Evidence-driven gene prediction: Evidence-driven (as opposed to ab initio) gene prediction is the term used to describe this method. Evidence-driven gene prediction has a lot of potential for improving gene prediction quality in newly sequenced genomes, but it can be difficult to use in practice. ESTs and proteins must first be aligned to the genome, and RNA-seq data, if available, must also be aligned. Splice sites must then be discovered, and the evidence must be post-processed before a data summary can be sent to the gene finder.
The ultimate goal of annotation efforts is to create a final set of gene annotations by combining alignment-based evidence with ab initio gene predictions. This was previously done manually, with human genome annotators reviewing the evidence for each gene to determine intron-exon structures. Although this produces high-quality annotation, it is so time-consuming that smaller genome projects are increasingly being forced to rely on automated annotations due to budget constraints.

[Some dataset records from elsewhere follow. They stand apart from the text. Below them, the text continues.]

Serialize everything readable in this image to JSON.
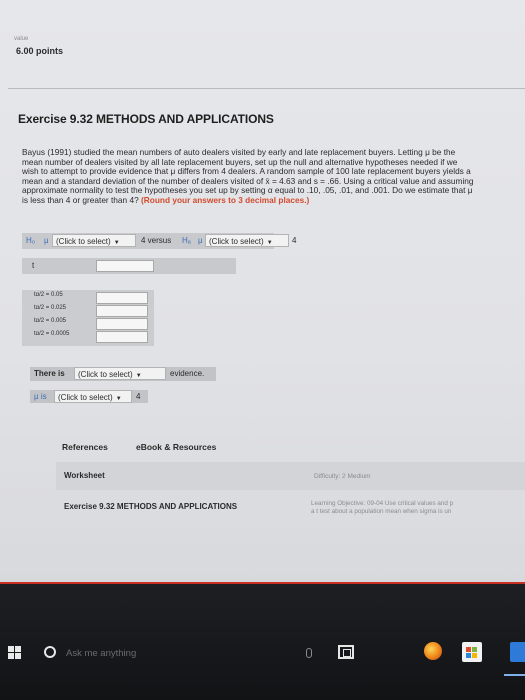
{
  "header": {
    "value_label": "value",
    "points": "6.00 points"
  },
  "exercise": {
    "title": "Exercise 9.32 METHODS AND APPLICATIONS",
    "problem_text": "Bayus (1991) studied the mean numbers of auto dealers visited by early and late replacement buyers. Letting μ be the mean number of dealers visited by all late replacement buyers, set up the null and alternative hypotheses needed if we wish to attempt to provide evidence that μ differs from 4 dealers. A random sample of 100 late replacement buyers yields a mean and a standard deviation of the number of dealers visited of x̄ = 4.63 and s = .66. Using a critical value and assuming approximate normality to test the hypotheses you set up by setting α equal to .10, .05, .01, and .001. Do we estimate that μ is less than 4 or greater than 4?",
    "hint": "(Round your answers to 3 decimal places.)"
  },
  "hypotheses": {
    "h0_label": "H₀",
    "ha_label": "Hₐ",
    "mu_symbol": "μ",
    "select_placeholder": "(Click to select)",
    "versus_text": "4 versus",
    "value_4": "4"
  },
  "t_row": {
    "label": "t"
  },
  "critical_values": {
    "items": [
      {
        "label": "tα/2 = 0.05"
      },
      {
        "label": "tα/2 = 0.025"
      },
      {
        "label": "tα/2 = 0.005"
      },
      {
        "label": "tα/2 = 0.0005"
      }
    ]
  },
  "conclusion": {
    "there_is": "There is",
    "select_placeholder": "(Click to select)",
    "evidence": "evidence.",
    "mu_is": "μ is",
    "value_4": "4"
  },
  "resources": {
    "references": "References",
    "ebook": "eBook & Resources"
  },
  "worksheet": {
    "label": "Worksheet",
    "difficulty": "Difficulty: 2 Medium",
    "exercise_ref": "Exercise 9.32 METHODS AND APPLICATIONS",
    "learning_objective_1": "Learning Objective: 09-04 Use critical values and p",
    "learning_objective_2": "a t test about a population mean when sigma is un"
  },
  "taskbar": {
    "search_placeholder": "Ask me anything"
  },
  "colors": {
    "hint_red": "#d24b2e",
    "taskbar_bg": "#16171a",
    "accent_red_line": "#c83024"
  }
}
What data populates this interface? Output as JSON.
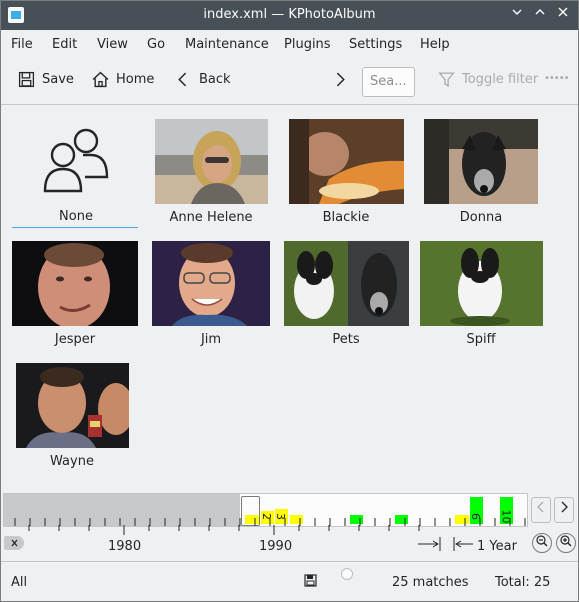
{
  "window": {
    "title": "index.xml — KPhotoAlbum"
  },
  "menubar": [
    "File",
    "Edit",
    "View",
    "Go",
    "Maintenance",
    "Plugins",
    "Settings",
    "Help"
  ],
  "toolbar": {
    "save_label": "Save",
    "home_label": "Home",
    "back_label": "Back",
    "search_placeholder": "Sea...",
    "toggle_filter_label": "Toggle filter",
    "more_label": "•••••"
  },
  "people": [
    {
      "name": "None",
      "icon": "people-icon"
    },
    {
      "name": "Anne Helene",
      "icon": "photo-anne-helene"
    },
    {
      "name": "Blackie",
      "icon": "photo-blackie"
    },
    {
      "name": "Donna",
      "icon": "photo-donna"
    },
    {
      "name": "Jesper",
      "icon": "photo-jesper"
    },
    {
      "name": "Jim",
      "icon": "photo-jim"
    },
    {
      "name": "Pets",
      "icon": "photo-pets"
    },
    {
      "name": "Spiff",
      "icon": "photo-spiff"
    },
    {
      "name": "Wayne",
      "icon": "photo-wayne"
    }
  ],
  "timeline": {
    "year_labels": [
      "1980",
      "1990"
    ],
    "bar_labels": [
      "2",
      "3",
      "6",
      "10"
    ],
    "range_label": "1 Year",
    "colors": {
      "yellow": "#ffff00",
      "green": "#00ff00",
      "gray": "#c8c9ca"
    }
  },
  "status": {
    "scope": "All",
    "matches": "25 matches",
    "total": "Total: 25"
  },
  "accent": "#3daee9"
}
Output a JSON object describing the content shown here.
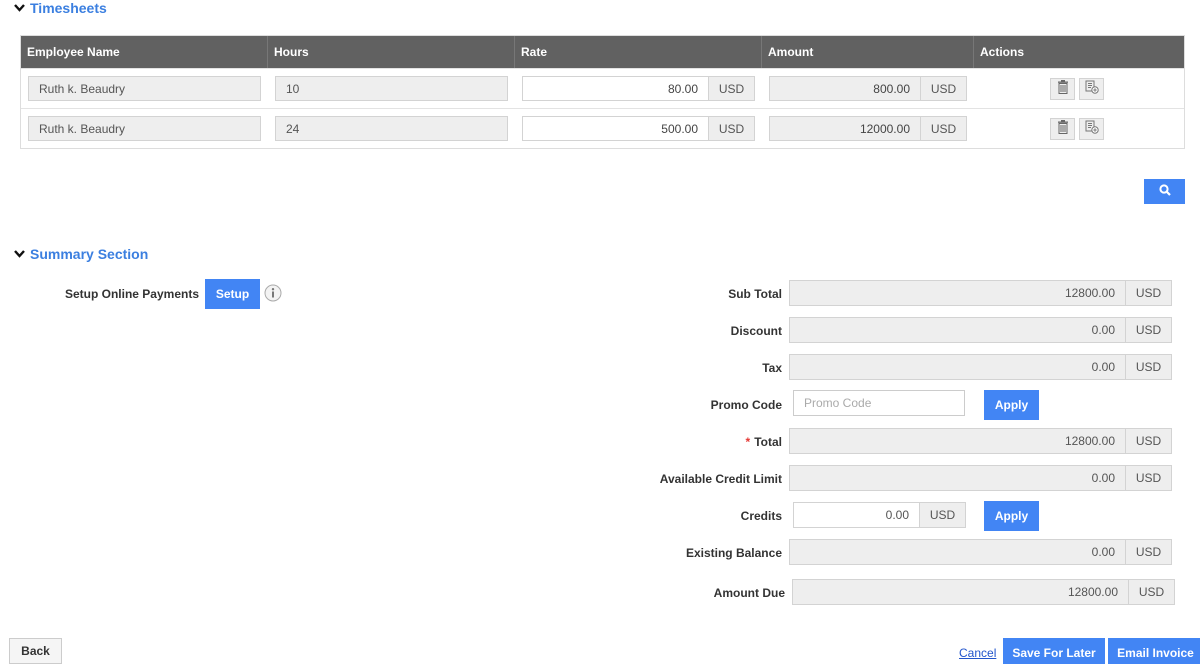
{
  "timesheets": {
    "title": "Timesheets",
    "columns": [
      "Employee Name",
      "Hours",
      "Rate",
      "Amount",
      "Actions"
    ],
    "rows": [
      {
        "employee": "Ruth k. Beaudry",
        "hours": "10",
        "rate": "80.00",
        "rate_currency": "USD",
        "amount": "800.00",
        "amount_currency": "USD"
      },
      {
        "employee": "Ruth k. Beaudry",
        "hours": "24",
        "rate": "500.00",
        "rate_currency": "USD",
        "amount": "12000.00",
        "amount_currency": "USD"
      }
    ],
    "actions": {
      "delete_icon": "trash-icon",
      "add_icon": "add-entry-icon"
    },
    "search_icon": "search-icon"
  },
  "summary": {
    "title": "Summary Section",
    "setup_online_payments_label": "Setup Online Payments",
    "setup_button": "Setup",
    "info_icon": "info-icon",
    "sub_total": {
      "label": "Sub Total",
      "value": "12800.00",
      "currency": "USD"
    },
    "discount": {
      "label": "Discount",
      "value": "0.00",
      "currency": "USD"
    },
    "tax": {
      "label": "Tax",
      "value": "0.00",
      "currency": "USD"
    },
    "promo_code": {
      "label": "Promo Code",
      "placeholder": "Promo Code",
      "value": "",
      "apply": "Apply"
    },
    "total": {
      "required_mark": "*",
      "label": "Total",
      "value": "12800.00",
      "currency": "USD"
    },
    "available_credit_limit": {
      "label": "Available Credit Limit",
      "value": "0.00",
      "currency": "USD"
    },
    "credits": {
      "label": "Credits",
      "value": "0.00",
      "currency": "USD",
      "apply": "Apply"
    },
    "existing_balance": {
      "label": "Existing Balance",
      "value": "0.00",
      "currency": "USD"
    },
    "amount_due": {
      "label": "Amount Due",
      "value": "12800.00",
      "currency": "USD"
    }
  },
  "footer": {
    "back": "Back",
    "cancel": "Cancel",
    "save_for_later": "Save For Later",
    "email_invoice": "Email Invoice"
  },
  "colors": {
    "accent": "#4285f4",
    "section_title": "#3b7fe0",
    "table_header": "#616161"
  }
}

There are almost as many methods for constructing automated annotations as there are annotation pipelines, but the common thread is that evidence is used to enhance the precision of gene models, usually through a combination of pre- and post-processing.
Eukaryotic genome annotation detects both unknown and rare transcripts, provides quantitative analysis of transcripts, reveals differences in gene expression levels of different samples, and performs structural analysis for discovering variable splicing sites, gene fusions, SNPs, and InDel sites. It is also important for revealing the regulation of gene expression in eukaryotic cells, exploring host-pathogen interaction, and monitor disease progression.